Thursday, June 10, 2010

Revisiting a Reuters interviewee

On June 2nd, two days after the violent confrontation between the Israel Defense Forces and passengers on board the Turkish ship Mavi Marmara, Reuters ran a story featuring a telephone interview with the "coordinator" of the Algerian contingent on the ship, Ahmed Brahimi [sic?].  Here are some excerpts from his interview with Reuters:
"They [the Israelis] humiliated us."
"We were not armed. We did not go there to fight."
"We were doing our morning prayer when the Israelis first tried to come on board the Marmara ship."
"[The Israelis] seized our cell phones."
A clearly upset but fairly sympathetic fellow, yes?

On June 4th, Al-aqsa TV ran a slightly more revealing interview with Brahimi:
I swear on Allah, live on TV, that we felt no fear whatsoever of those brothers of apes and pigs. By Allah, I loathed them before, and my hatred of them has only grown, not because they punished and humiliated us, but because I had thought them to be worthy enemies, but it turns out that they are too despicable even to be called our enemies, because they are not our equals. They are cowards. [...]

I took an oath that if they stamped my passport, I would rip it up and leave without a passport. Our hatred for these people is so intense that we wished, at those moments, that we could have been bombs, and blow up among those brothers of apes and pigs. [...]

I believe in the principle that all the infidels are one group. No good can come of any of those infidels. All these people have issued resolutions – like the Goldstone report or some rulings of the court in the Hague – but when the time comes to implement them, none of them can put Israel in its place.

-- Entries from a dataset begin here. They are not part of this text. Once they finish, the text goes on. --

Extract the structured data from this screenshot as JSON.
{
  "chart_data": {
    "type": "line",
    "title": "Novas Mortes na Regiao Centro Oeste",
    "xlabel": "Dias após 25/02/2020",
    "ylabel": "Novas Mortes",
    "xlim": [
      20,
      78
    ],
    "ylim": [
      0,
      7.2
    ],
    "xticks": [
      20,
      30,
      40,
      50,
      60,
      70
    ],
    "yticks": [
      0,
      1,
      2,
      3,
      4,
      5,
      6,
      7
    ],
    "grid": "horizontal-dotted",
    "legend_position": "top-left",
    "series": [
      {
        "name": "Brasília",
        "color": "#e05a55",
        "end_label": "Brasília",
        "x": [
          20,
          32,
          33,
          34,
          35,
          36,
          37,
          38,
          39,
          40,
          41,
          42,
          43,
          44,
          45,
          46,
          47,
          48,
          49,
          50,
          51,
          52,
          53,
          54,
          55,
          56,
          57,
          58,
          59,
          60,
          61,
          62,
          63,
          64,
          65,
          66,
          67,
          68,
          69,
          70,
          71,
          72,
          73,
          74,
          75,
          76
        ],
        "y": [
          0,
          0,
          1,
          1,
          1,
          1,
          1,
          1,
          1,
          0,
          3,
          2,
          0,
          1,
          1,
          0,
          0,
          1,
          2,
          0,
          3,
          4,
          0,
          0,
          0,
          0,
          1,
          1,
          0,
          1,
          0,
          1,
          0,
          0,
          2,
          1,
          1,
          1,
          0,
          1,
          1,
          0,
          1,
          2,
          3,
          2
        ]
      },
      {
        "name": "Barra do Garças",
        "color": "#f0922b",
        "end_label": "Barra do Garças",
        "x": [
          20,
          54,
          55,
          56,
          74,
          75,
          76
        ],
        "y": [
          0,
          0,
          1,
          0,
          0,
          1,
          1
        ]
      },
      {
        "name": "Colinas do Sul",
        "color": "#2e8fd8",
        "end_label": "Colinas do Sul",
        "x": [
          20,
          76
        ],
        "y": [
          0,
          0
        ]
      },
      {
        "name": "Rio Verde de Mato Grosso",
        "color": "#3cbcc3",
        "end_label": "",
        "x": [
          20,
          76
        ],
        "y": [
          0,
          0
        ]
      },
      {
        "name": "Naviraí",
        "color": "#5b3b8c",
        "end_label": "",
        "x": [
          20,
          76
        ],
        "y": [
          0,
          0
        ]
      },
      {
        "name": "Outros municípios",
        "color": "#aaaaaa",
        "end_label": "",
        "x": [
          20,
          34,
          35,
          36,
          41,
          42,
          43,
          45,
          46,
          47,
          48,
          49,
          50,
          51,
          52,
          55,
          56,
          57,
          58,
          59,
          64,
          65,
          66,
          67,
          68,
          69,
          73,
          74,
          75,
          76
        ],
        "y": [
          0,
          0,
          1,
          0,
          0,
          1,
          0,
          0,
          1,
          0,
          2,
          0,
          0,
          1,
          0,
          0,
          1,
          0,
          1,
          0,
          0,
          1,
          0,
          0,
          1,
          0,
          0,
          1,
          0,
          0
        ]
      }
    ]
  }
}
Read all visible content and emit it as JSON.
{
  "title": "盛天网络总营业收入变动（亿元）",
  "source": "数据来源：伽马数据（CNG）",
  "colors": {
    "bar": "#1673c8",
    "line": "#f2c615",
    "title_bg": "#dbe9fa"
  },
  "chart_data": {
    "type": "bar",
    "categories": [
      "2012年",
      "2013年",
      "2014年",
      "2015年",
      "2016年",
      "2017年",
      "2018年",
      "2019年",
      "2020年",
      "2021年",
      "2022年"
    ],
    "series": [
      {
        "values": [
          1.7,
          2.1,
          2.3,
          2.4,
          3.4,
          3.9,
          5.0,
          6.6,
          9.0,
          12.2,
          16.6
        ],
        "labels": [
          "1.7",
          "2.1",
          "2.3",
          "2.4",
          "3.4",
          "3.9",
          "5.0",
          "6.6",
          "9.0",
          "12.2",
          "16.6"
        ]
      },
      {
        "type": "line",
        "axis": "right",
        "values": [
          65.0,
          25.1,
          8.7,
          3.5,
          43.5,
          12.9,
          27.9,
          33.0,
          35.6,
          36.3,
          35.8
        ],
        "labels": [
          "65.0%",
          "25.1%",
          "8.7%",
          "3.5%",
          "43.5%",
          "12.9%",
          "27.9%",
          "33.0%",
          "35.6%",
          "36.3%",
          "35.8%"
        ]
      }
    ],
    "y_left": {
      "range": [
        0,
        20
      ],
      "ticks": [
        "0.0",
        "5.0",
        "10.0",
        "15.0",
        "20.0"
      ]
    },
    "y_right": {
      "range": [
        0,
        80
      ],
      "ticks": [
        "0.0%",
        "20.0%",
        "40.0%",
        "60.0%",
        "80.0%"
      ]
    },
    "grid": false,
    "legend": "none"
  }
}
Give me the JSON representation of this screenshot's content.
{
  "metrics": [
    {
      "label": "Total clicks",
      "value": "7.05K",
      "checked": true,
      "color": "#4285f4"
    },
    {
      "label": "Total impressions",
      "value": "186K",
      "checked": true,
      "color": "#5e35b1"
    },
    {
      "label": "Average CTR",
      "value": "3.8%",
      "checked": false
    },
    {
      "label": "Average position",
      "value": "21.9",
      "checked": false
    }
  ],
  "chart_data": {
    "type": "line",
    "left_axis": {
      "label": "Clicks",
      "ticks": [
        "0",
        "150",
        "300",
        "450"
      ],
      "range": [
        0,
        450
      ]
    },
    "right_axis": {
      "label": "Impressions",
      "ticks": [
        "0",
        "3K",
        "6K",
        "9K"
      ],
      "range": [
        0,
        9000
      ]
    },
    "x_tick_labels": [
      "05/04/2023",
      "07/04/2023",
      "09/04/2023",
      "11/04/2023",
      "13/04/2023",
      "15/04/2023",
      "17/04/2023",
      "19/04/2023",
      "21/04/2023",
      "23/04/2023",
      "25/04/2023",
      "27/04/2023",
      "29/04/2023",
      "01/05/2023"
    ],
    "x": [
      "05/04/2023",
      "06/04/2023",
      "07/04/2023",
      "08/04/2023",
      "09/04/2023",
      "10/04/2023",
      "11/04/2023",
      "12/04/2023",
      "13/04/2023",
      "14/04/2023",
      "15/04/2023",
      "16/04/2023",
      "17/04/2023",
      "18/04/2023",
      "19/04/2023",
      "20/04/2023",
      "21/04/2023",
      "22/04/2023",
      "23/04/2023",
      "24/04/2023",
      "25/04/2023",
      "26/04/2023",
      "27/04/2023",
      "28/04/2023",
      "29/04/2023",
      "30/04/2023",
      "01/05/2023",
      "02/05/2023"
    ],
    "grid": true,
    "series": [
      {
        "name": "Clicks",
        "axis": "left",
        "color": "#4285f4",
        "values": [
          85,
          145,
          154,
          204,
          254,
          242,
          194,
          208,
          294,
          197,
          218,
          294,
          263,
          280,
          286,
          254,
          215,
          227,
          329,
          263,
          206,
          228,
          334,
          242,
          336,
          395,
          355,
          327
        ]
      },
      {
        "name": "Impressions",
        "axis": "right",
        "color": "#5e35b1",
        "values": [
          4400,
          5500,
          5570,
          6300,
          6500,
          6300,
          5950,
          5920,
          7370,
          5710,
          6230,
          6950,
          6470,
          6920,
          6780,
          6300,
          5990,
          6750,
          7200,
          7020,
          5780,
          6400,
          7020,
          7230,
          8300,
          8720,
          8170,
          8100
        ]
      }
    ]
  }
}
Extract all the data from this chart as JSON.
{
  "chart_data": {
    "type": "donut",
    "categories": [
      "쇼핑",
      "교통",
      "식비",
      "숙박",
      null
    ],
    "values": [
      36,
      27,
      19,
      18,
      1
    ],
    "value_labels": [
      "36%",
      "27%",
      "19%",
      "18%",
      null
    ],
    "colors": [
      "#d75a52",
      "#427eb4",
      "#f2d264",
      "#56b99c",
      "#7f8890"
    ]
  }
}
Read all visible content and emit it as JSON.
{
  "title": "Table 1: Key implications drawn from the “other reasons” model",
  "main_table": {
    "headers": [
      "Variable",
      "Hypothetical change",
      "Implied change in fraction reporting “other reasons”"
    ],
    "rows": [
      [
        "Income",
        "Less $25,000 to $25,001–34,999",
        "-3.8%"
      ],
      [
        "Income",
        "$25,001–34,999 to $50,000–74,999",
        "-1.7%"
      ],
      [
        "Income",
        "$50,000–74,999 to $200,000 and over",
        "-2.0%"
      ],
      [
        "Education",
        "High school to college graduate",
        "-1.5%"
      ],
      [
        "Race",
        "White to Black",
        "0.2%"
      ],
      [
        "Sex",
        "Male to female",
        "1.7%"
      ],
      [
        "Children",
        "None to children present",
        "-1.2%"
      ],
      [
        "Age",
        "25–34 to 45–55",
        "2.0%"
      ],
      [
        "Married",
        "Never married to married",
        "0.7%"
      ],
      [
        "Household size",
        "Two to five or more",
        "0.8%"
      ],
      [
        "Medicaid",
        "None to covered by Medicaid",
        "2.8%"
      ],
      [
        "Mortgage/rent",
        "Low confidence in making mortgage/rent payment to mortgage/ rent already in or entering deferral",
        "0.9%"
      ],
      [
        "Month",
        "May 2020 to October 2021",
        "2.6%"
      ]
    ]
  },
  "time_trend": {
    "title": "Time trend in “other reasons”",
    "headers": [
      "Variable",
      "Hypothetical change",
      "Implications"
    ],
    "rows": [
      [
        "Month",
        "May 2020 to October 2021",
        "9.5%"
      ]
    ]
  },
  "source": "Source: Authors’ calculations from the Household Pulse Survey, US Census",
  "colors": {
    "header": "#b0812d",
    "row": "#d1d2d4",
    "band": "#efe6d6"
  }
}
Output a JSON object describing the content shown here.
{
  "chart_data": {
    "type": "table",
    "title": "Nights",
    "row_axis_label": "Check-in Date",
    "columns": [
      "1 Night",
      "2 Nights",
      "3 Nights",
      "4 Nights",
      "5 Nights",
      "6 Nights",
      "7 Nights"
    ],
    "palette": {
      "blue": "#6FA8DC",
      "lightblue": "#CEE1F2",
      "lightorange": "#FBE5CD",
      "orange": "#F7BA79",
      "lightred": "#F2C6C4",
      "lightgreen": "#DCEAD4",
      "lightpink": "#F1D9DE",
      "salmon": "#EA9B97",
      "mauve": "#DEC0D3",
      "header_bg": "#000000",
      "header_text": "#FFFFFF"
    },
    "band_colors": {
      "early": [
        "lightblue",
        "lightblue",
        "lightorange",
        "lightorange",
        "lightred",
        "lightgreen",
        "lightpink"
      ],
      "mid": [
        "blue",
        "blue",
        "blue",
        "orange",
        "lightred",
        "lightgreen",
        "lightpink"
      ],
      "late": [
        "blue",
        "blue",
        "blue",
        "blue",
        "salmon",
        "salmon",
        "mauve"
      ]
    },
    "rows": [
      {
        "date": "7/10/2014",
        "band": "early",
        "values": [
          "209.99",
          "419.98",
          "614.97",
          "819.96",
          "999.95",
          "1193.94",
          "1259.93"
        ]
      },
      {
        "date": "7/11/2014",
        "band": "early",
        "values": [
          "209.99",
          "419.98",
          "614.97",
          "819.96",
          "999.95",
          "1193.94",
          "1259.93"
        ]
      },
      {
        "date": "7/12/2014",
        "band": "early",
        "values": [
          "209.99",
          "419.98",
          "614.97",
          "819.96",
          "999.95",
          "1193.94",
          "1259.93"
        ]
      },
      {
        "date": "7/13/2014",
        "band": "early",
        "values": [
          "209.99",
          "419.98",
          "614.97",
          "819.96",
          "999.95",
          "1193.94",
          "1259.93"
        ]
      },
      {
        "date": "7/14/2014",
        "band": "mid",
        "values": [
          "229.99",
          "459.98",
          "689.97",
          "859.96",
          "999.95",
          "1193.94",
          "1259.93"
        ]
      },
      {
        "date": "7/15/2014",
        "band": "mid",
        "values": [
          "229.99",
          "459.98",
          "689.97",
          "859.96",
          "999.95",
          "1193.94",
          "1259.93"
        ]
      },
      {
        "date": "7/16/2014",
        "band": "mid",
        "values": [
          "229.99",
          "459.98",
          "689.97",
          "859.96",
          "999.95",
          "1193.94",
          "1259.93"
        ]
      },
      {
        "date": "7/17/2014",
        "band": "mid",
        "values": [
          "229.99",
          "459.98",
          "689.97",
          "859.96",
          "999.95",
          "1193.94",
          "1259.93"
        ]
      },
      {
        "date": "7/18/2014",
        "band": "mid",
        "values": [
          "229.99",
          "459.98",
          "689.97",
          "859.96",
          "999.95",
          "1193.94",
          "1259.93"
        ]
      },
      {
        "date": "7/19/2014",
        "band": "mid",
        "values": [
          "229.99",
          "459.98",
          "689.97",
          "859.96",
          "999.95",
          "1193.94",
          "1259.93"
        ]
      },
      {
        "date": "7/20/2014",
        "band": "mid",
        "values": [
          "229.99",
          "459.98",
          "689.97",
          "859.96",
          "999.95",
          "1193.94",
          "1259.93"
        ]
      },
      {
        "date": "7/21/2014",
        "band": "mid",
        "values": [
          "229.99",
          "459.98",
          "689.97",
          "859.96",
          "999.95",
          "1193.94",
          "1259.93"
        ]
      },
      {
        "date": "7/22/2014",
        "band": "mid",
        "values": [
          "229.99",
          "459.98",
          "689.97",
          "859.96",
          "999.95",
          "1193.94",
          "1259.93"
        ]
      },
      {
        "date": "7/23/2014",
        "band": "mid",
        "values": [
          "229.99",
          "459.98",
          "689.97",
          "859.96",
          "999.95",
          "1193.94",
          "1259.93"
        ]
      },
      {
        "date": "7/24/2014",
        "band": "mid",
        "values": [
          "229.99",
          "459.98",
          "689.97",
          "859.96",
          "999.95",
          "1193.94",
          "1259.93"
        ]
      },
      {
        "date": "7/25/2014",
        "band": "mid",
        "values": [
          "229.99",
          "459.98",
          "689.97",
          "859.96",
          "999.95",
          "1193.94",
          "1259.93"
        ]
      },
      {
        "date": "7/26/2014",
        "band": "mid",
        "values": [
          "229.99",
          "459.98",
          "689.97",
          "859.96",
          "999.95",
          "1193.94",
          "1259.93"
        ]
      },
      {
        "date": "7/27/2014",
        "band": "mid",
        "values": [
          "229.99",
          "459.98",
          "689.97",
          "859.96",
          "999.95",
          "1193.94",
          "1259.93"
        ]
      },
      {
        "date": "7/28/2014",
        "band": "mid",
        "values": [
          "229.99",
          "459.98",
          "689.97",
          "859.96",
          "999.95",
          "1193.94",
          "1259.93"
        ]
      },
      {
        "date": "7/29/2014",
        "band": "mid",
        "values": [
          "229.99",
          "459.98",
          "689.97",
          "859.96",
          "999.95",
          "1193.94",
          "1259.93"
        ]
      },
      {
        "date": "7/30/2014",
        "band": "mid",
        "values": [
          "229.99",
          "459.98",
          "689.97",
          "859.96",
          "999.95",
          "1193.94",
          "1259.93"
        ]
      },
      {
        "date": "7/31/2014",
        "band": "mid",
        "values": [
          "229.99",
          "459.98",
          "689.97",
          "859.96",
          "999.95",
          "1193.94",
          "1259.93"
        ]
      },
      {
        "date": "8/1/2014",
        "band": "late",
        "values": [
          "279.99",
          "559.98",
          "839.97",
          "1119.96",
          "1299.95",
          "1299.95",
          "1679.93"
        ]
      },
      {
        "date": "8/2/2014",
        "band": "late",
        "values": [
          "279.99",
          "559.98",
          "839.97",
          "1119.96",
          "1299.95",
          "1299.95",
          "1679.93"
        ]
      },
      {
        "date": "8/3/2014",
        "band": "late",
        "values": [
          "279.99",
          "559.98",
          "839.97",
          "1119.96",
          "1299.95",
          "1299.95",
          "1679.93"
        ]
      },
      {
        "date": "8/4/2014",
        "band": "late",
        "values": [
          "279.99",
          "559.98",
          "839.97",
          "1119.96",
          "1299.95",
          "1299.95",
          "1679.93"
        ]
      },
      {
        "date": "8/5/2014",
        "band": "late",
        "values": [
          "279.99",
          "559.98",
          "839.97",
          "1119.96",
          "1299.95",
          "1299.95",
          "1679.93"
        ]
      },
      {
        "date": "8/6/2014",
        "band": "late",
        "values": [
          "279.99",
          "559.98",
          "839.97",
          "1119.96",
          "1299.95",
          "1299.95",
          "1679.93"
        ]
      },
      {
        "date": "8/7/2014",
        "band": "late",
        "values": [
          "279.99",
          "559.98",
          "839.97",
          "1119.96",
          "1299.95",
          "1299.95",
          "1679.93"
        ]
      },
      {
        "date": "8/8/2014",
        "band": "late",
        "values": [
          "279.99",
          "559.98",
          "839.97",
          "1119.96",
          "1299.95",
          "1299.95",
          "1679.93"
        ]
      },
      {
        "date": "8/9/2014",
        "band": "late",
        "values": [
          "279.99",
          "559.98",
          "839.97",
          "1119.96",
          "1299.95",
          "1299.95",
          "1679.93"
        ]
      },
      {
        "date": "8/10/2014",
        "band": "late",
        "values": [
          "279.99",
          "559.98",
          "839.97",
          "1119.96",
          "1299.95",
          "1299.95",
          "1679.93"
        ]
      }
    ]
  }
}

If we want to profit from what happened, we must mobilize the Islamic peoples and the Arab nation, because the Palestinian cause is a purely Islamic religious issue. If Palestine is liberated, the whole world will change. We do not want a national Palestinian state or borders. We want Palestine in its entirety.
Somehow, Reuters seems not to have quite caught the full intensity of the man.